Back in his dingy office that evening, surrounded by paperwork that predates him and equipment that doesn’t work, Kirby does get through. It’s a senator’s office, the Republican, he thinks, but possibly the Democrat. Their names sound the same and neither has done much for him. He’s so startled when a human being answers that he is speechless for a little too long. “Hi,” he finally says. “I’m one of your constituents. I live in Rudder and I’m the foreman of our electrical maintenance crew.”

“All right,” the voice says. A woman. Young. Tired. “And what can the senator’s office do for you?”

“Well, look, I’ve tried to address this locally, but we need help and the local government isn’t up to it. The municipality’s about to go bankrupt, but the county doesn’t give us any money because of the municipality, you know how it is, everyone chasing their own tail. I can’t do my job without personnel and equipment. My job is keeping the lights on, ma’am. Without my crew, this town is in the dark. I’m just trying to do my job.”

“I’m sorry to hear that.” He waits for her to offer some kind of solution, but the line just buzzes quietly; she has nothing to add.

“We need support. Financial support. New hires. Equipment. Every year we need more and every year we get less.”

“I will be happy to log your comment.”

“And?”

“That’s all I can really do at the moment, sir.”

“I mean, and then what?”

“Sorry?”

“So you log my comment and then what?”

“Well.” She heaves a sigh, long and deep. “You want the truth?”

He does and he doesn’t. “Yes.”

“Nothing. We’re working around the clock to organize relocation packages for Miamians, which…well, we’re doing our best. We’re trying to save cities, not towns. We just don’t have the resources. You want my personal opinion, I’d say it’s time to move.” Kirby stares at his office wall. There’s a calendar hanging from two years ago that he keeps forgetting to throw away. Through the slit of his blinds he can see Lucas and Brenda unloading gear from the bucket truck and hauling it into the open garage bay. “Thank you for calling Senator Joel Farrow’s office, and have a good day.” She hangs up. He wishes this exchange surprised him, but it doesn’t. Even knowing that all he’s doing is prolonging the inevitable, Kirby cannot bring himself to give up on Rudder. It isn’t self-important to believe that if he leaves, this town is done for. It’s just the way things are.

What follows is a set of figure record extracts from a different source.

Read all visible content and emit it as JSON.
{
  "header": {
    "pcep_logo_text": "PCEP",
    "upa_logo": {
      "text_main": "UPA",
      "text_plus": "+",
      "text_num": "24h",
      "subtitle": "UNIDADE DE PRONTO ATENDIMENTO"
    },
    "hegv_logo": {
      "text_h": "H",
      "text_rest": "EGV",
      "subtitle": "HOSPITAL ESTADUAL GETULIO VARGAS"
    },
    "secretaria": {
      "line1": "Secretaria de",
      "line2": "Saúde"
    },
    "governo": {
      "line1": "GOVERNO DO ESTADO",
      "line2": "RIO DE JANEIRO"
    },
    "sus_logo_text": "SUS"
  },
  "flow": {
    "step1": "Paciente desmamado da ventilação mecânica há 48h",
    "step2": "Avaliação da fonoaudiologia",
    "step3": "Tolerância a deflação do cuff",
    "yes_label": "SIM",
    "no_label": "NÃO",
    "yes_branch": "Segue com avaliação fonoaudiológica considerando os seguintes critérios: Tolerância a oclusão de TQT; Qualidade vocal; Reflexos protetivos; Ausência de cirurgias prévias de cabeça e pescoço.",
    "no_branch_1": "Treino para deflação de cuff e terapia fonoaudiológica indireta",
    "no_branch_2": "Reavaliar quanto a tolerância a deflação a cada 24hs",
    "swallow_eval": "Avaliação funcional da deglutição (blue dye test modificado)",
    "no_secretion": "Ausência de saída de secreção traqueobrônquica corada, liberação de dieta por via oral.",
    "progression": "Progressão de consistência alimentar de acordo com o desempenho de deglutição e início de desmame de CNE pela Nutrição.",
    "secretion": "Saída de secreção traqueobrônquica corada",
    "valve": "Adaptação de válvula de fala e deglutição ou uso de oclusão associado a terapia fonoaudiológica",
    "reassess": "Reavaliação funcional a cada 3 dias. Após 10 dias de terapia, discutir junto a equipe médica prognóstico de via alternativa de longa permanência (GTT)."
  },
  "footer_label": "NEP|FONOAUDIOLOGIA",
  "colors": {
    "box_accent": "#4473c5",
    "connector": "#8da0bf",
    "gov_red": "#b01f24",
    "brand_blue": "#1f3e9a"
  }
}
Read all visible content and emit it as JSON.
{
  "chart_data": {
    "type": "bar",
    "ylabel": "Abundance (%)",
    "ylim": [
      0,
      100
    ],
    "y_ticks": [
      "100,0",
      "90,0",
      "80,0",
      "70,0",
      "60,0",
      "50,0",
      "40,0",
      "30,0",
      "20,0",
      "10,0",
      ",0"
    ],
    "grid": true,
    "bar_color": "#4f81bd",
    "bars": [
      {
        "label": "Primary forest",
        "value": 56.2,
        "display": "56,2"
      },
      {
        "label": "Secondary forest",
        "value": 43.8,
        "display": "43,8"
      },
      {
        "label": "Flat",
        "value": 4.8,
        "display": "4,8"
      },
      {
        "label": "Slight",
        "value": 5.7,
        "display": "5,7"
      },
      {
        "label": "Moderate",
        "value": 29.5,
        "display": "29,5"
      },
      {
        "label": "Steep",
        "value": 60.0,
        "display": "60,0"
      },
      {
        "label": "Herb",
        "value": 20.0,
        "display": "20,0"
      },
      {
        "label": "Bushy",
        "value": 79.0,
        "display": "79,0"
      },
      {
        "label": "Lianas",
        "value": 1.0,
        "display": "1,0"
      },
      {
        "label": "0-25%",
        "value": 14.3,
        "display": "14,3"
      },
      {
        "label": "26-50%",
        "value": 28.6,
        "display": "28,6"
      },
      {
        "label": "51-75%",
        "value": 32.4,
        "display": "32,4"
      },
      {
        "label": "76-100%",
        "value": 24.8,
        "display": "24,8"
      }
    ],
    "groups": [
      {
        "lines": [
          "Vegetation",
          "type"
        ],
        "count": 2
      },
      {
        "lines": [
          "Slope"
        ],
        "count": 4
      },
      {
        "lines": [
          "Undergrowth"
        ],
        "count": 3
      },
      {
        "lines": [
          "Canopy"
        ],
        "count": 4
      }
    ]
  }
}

If the ocean is a body, then the Intracoastal Waterway is a body, too: skinny and twisty and tall. It tickles the ocean with its currents—freshwater greets salt in the bays, the sloughs, the deltas. It reaches: from the top of North America to the bottom, cupping the tip of Florida with its curving channels, wrapping around the Gulf and flowing west to Texas. But all bodies change. Even these.





Chapter 34




On her first day back since Hurricane Valerie, Wanda counts twelve kids, including herself. The fifth grade class grows ever smaller. A few more students disappear after every storm, taken north by parents who decided to make their evacuation permanent. The classroom is half-full. Other kids spread out, claiming two desks instead of one, littering the room with their backpacks and lunchboxes and binders, trying to make it seem less empty than it is. Wanda keeps her backpack between her knees, like always, and doesn’t unpack more than the book she’s using so that if she needs to, she can grab everything and go. She has never felt relaxed in this room—in any of the classrooms she’s occupied. The older she gets, the better she is at keeping her questions to herself. It’s hard for her not to raise her hand; there is so much she wants to know, but it’s better for her this way. If the other children forget she’s there, that’s a good thing.